Staatshaushalt und BIP
Staat schreibt schwarze Zahlen

Deutschland hat im ersten Halbjahr erstmals seit der Wiedervereinigung wieder einen Haushaltsüberschuss erzielt. Damit könnte nach Experteneinschätzung 2007 ein ausgeglichener Staatshaushalt erreicht werden. Für das zweite Quartal bestätigte das Statistische Bundesamt seine BIP-Schätzung, die weniger Euphorie hervorrufen dürfte.

HB WIESBADEN. Boomende Exporte und Investitionen im Inland haben die Wirtschaft im Frühjahr angetrieben. Der Aufschwung verlor wegen des Einbruchs am Bau aber etwas an Kraft.

Im zweiten Quartal legte das Bruttoinlandsprodukt (BIP) gegenüber dem Vorquartal saison- und kalenderbereinigt real um 0,3 Prozent zu, teilte das Statistische Bundesamt am Donnerstag mit und bestätigte damit seine erste Schätzung. Das war der geringste Zuwachs seit Ende 2005.

Im ersten Quartal war die Wirtschaftsleistung noch um 0,5 Prozent gestiegen. Der private Konsum erholte sich im Frühjahr von der Mehrwertsteuererhöhung nur leicht.
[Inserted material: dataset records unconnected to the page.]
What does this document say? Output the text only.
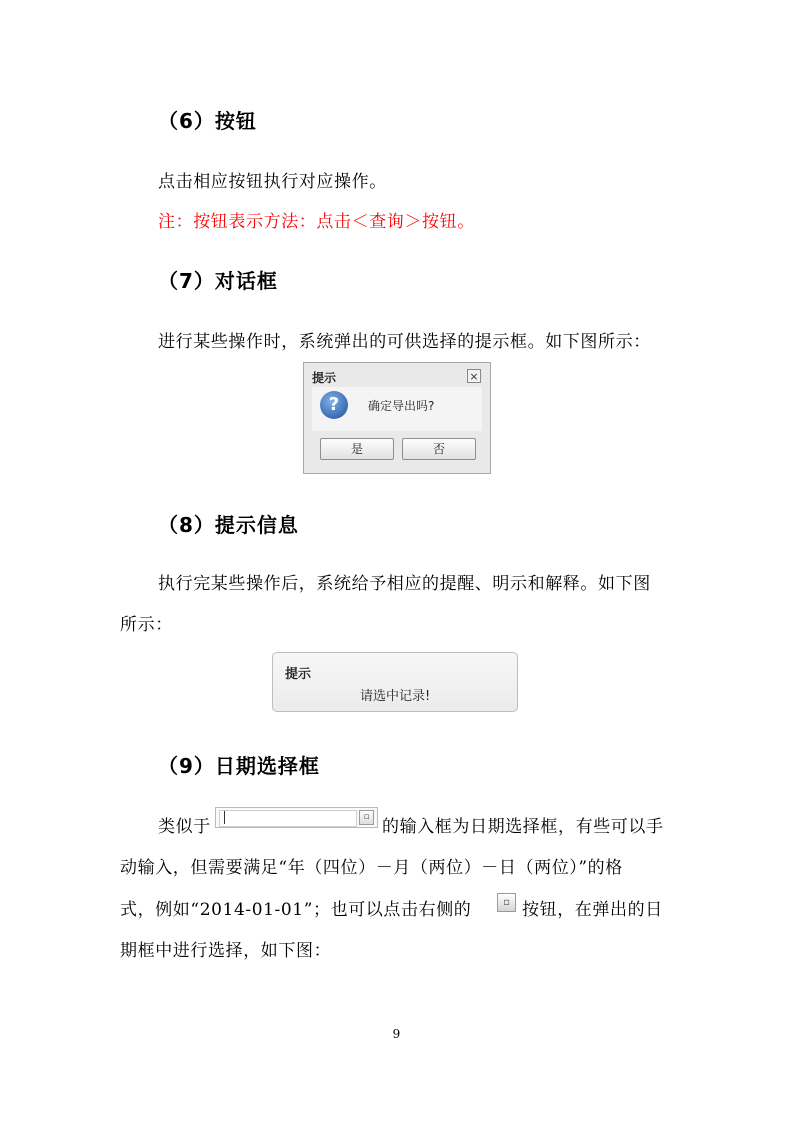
（6）按钮
点击相应按钮执行对应操作。
注：按钮表示方法：点击＜查询＞按钮。
（7）对话框
进行某些操作时，系统弹出的可供选择的提示框。如下图所示：
提示	×
?	确定导出吗?
是	否
（8）提示信息
执行完某些操作后，系统给予相应的提醒、明示和解释。如下图
所示：
提示
请选中记录!
（9）日期选择框
类似于	▫ 的输入框为日期选择框，有些可以手
动输入，但需要满足“年（四位）－月（两位）－日（两位）”的格
式，例如“2014-01-01”；也可以点击右侧的	▫ 按钮，在弹出的日
期框中进行选择，如下图：
9
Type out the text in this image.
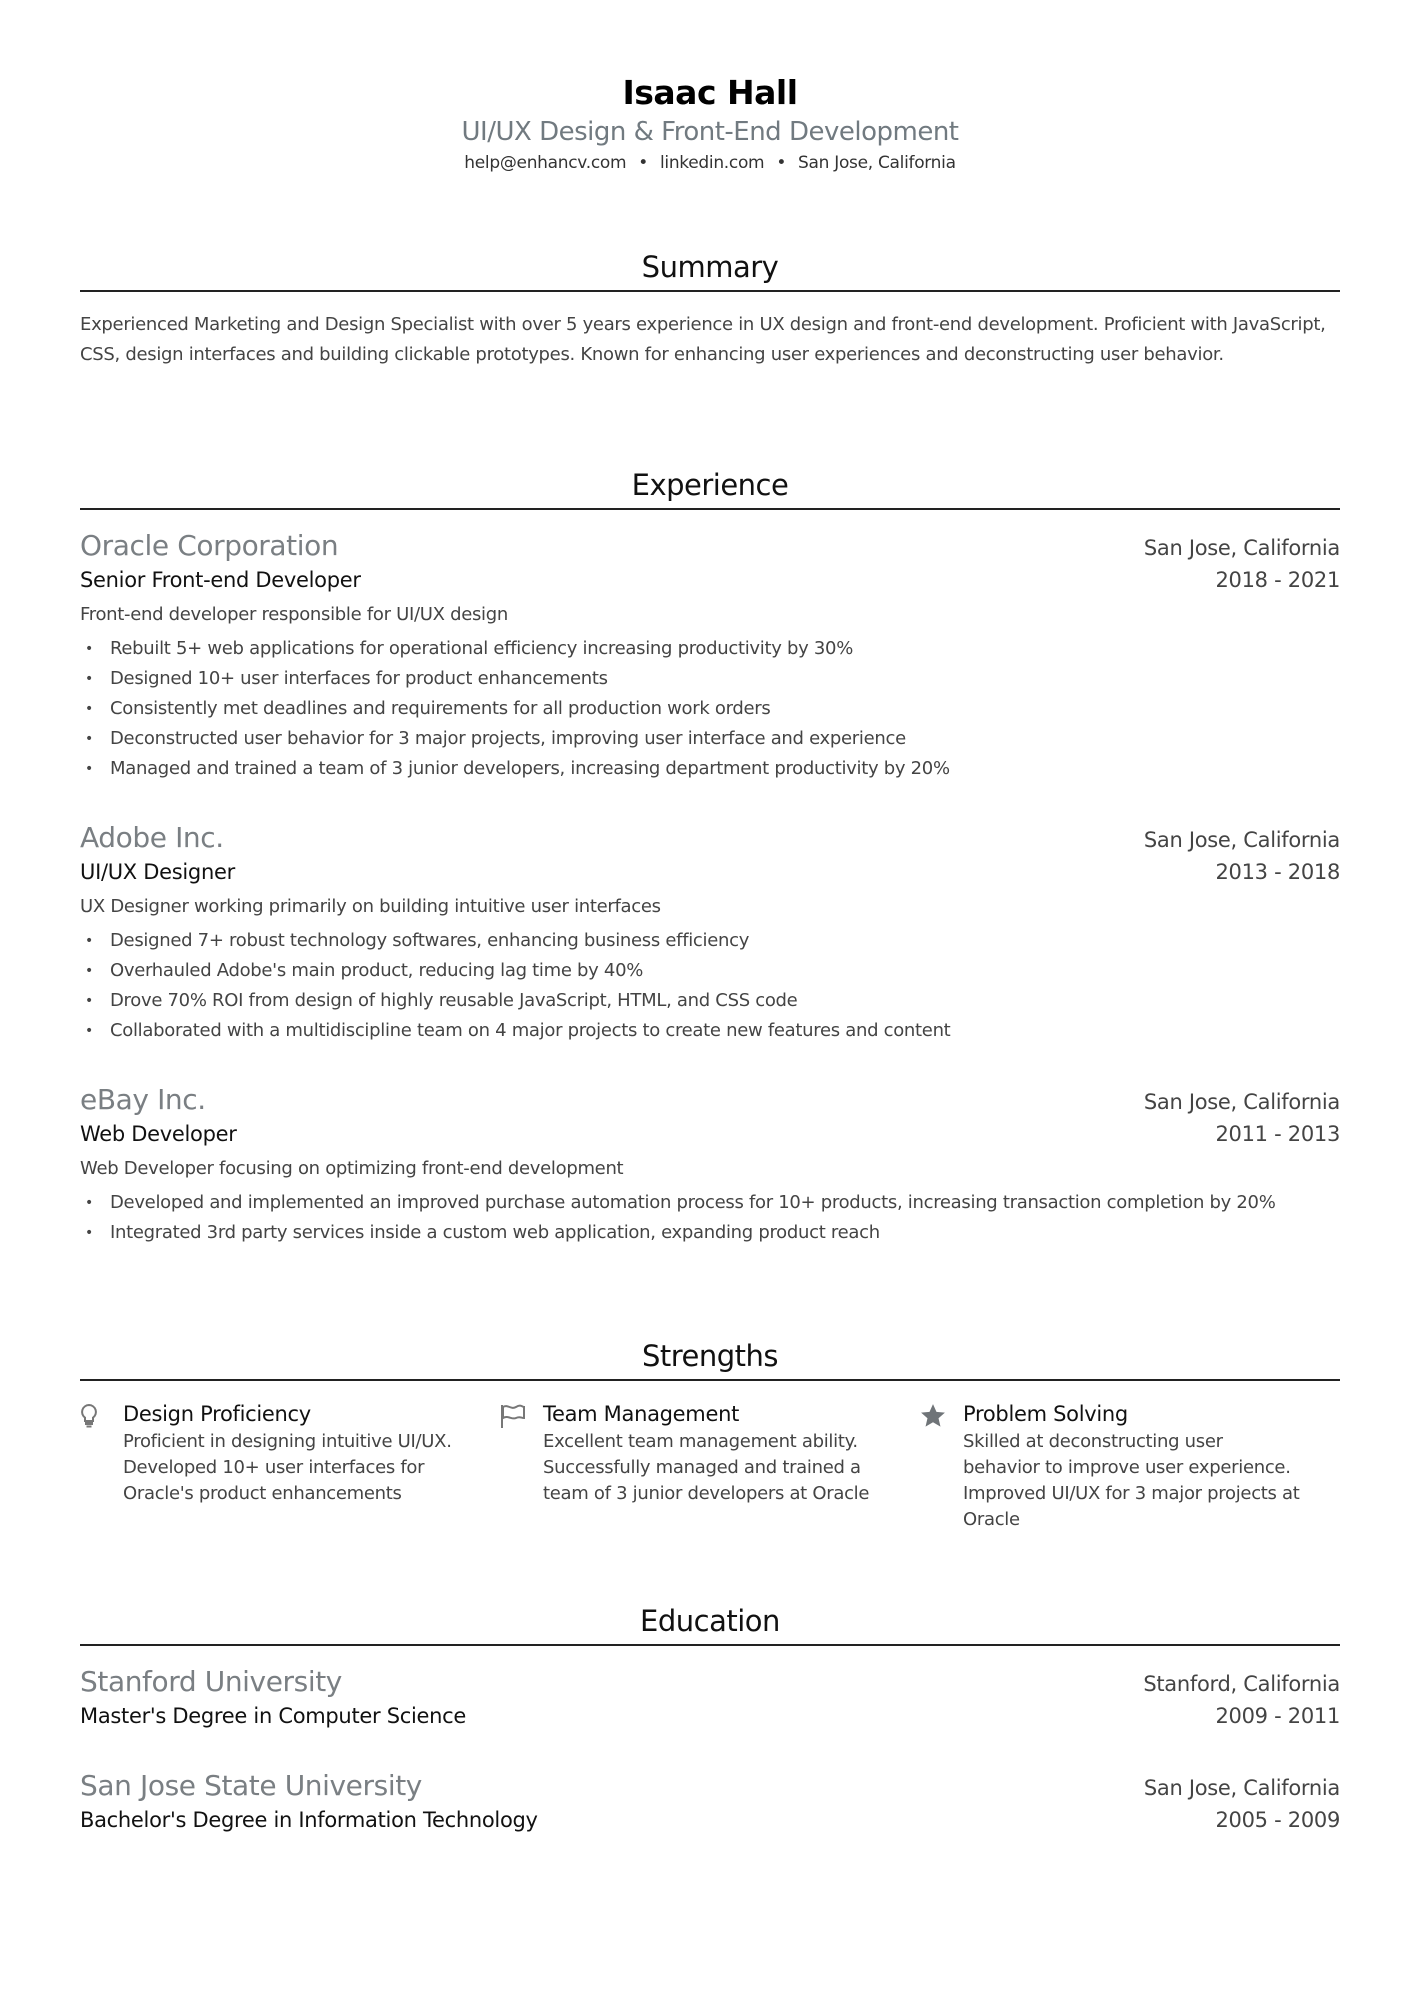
Isaac Hall
UI/UX Design & Front-End Development
help@enhancv.com • linkedin.com • San Jose, California
Summary
Experienced Marketing and Design Specialist with over 5 years experience in UX design and front-end development. Proficient with JavaScript, CSS, design interfaces and building clickable prototypes. Known for enhancing user experiences and deconstructing user behavior.
Experience
Oracle Corporation	San Jose, California
Senior Front-end Developer	2018 - 2021
Front-end developer responsible for UI/UX design
• Rebuilt 5+ web applications for operational efficiency increasing productivity by 30%
• Designed 10+ user interfaces for product enhancements
• Consistently met deadlines and requirements for all production work orders
• Deconstructed user behavior for 3 major projects, improving user interface and experience
• Managed and trained a team of 3 junior developers, increasing department productivity by 20%
Adobe Inc.	San Jose, California
UI/UX Designer	2013 - 2018
UX Designer working primarily on building intuitive user interfaces
• Designed 7+ robust technology softwares, enhancing business efficiency
• Overhauled Adobe's main product, reducing lag time by 40%
• Drove 70% ROI from design of highly reusable JavaScript, HTML, and CSS code
• Collaborated with a multidiscipline team on 4 major projects to create new features and content
eBay Inc.	San Jose, California
Web Developer	2011 - 2013
Web Developer focusing on optimizing front-end development
• Developed and implemented an improved purchase automation process for 10+ products, increasing transaction completion by 20%
• Integrated 3rd party services inside a custom web application, expanding product reach
Strengths
Design Proficiency
Proficient in designing intuitive UI/UX. Developed 10+ user interfaces for Oracle's product enhancements
Team Management
Excellent team management ability. Successfully managed and trained a team of 3 junior developers at Oracle
Problem Solving
Skilled at deconstructing user behavior to improve user experience. Improved UI/UX for 3 major projects at Oracle
Education
Stanford University	Stanford, California
Master's Degree in Computer Science	2009 - 2011
San Jose State University	San Jose, California
Bachelor's Degree in Information Technology	2005 - 2009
Frohe Botschaft gibt es indes für Finanzminister Peer Steinbrück (SPD). Den Statistikern zufolge hat Deutschland hat im ersten Halbjahr erstmals seit der Wiedervereinigung wieder einen Haushaltsüberschuss erzielt. Das Plus im Gesamtetat belief sich auf 1,2 Mrd. Euro. Nur im zweiten Halbjahr 2000 war wegen eines Sondereffekts aus der Versteigerung der UMTS-Lizenzen schon einmal ein Überschuss verzeichnet worden. Damit hat Deutschland die Vorgaben der Maastrichter Defizitgrenze von drei Prozent des Bruttoinlandsprodukts (BIP) klar eingehalten: gemessen am BIP ergab sich eine Überschussquote von 0,1 Prozent.
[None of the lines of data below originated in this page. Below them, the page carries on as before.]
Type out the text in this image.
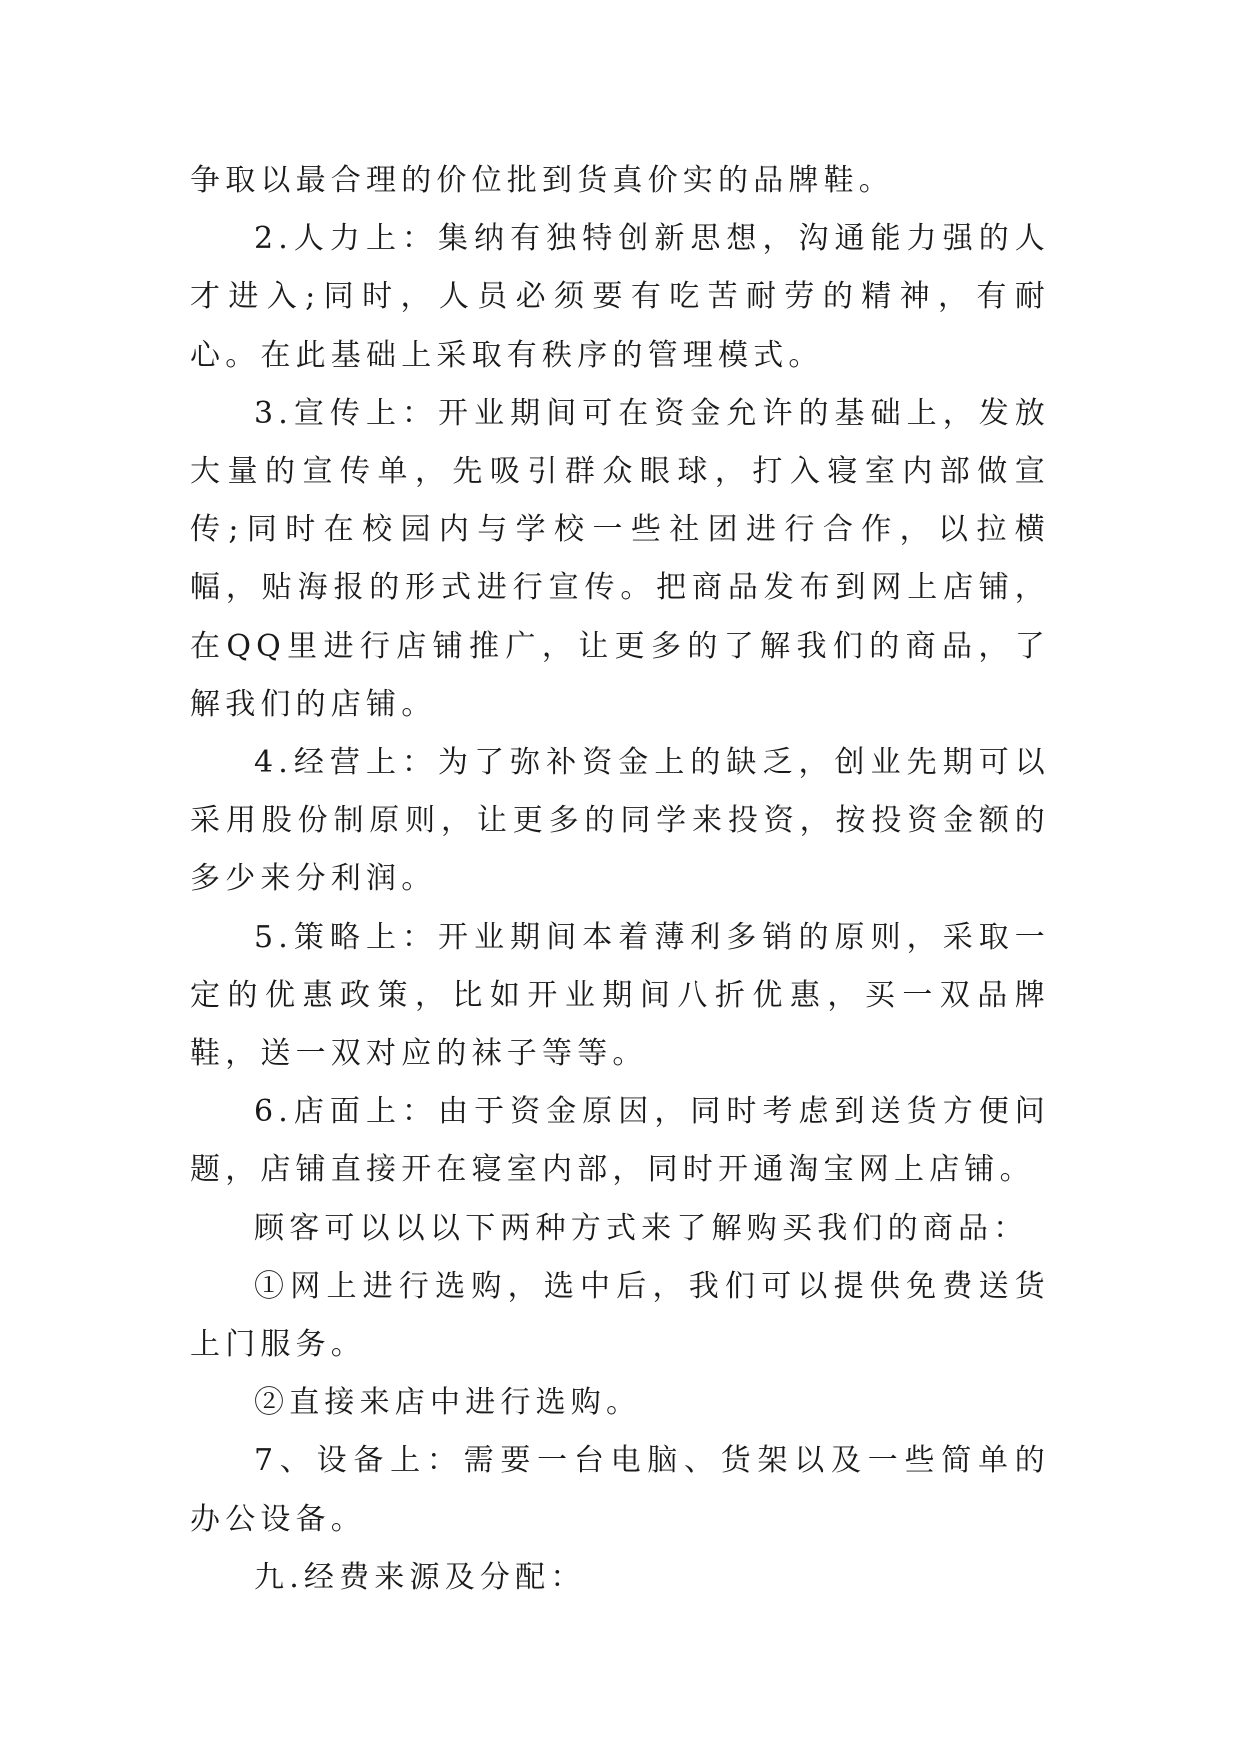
争取以最合理的价位批到货真价实的品牌鞋。

2.人力上：集纳有独特创新思想，沟通能力强的人才进入;同时，人员必须要有吃苦耐劳的精神，有耐心。在此基础上采取有秩序的管理模式。

3.宣传上：开业期间可在资金允许的基础上，发放大量的宣传单，先吸引群众眼球，打入寝室内部做宣传;同时在校园内与学校一些社团进行合作，以拉横幅，贴海报的形式进行宣传。把商品发布到网上店铺，在QQ里进行店铺推广，让更多的了解我们的商品，了解我们的店铺。

4.经营上：为了弥补资金上的缺乏，创业先期可以采用股份制原则，让更多的同学来投资，按投资金额的多少来分利润。

5.策略上：开业期间本着薄利多销的原则，采取一定的优惠政策，比如开业期间八折优惠，买一双品牌鞋，送一双对应的袜子等等。

6.店面上：由于资金原因，同时考虑到送货方便问题，店铺直接开在寝室内部，同时开通淘宝网上店铺。

顾客可以以以下两种方式来了解购买我们的商品：

①网上进行选购，选中后，我们可以提供免费送货上门服务。

②直接来店中进行选购。

7、设备上：需要一台电脑、货架以及一些简单的办公设备。

九.经费来源及分配：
Deutschland könnte nach Experteneinschätzung in diesem Jahr wieder einen ausgeglichenen Staatshaushalt erreichen. Grund für die guten Zahlen im ersten Halbjahr waren nach Angaben der Statistiker vor allem die sprudelnden Einnahmen des Staates, die 5,6 Prozent höher waren als im Vorjahreszeitraum. Dank des Aufschwungs sowie der Anhebung der Mehrwertsteuer zu Jahresbeginn seien die Steuereinnahmen stark gestiegen. Zudem nahmen die Ausgaben mit 0,7 Prozent nur leicht zu. Im ersten Halbjahr 2006 war noch ein Defizit in Höhe von 23 Mrd. Euro angefallen.

Deutschland hatte beim Staatshaushalt von 2002 bis 2005 durchgehend die Maastrichter Defizitgrenze überschritten und erst 2006 wieder eingehalten.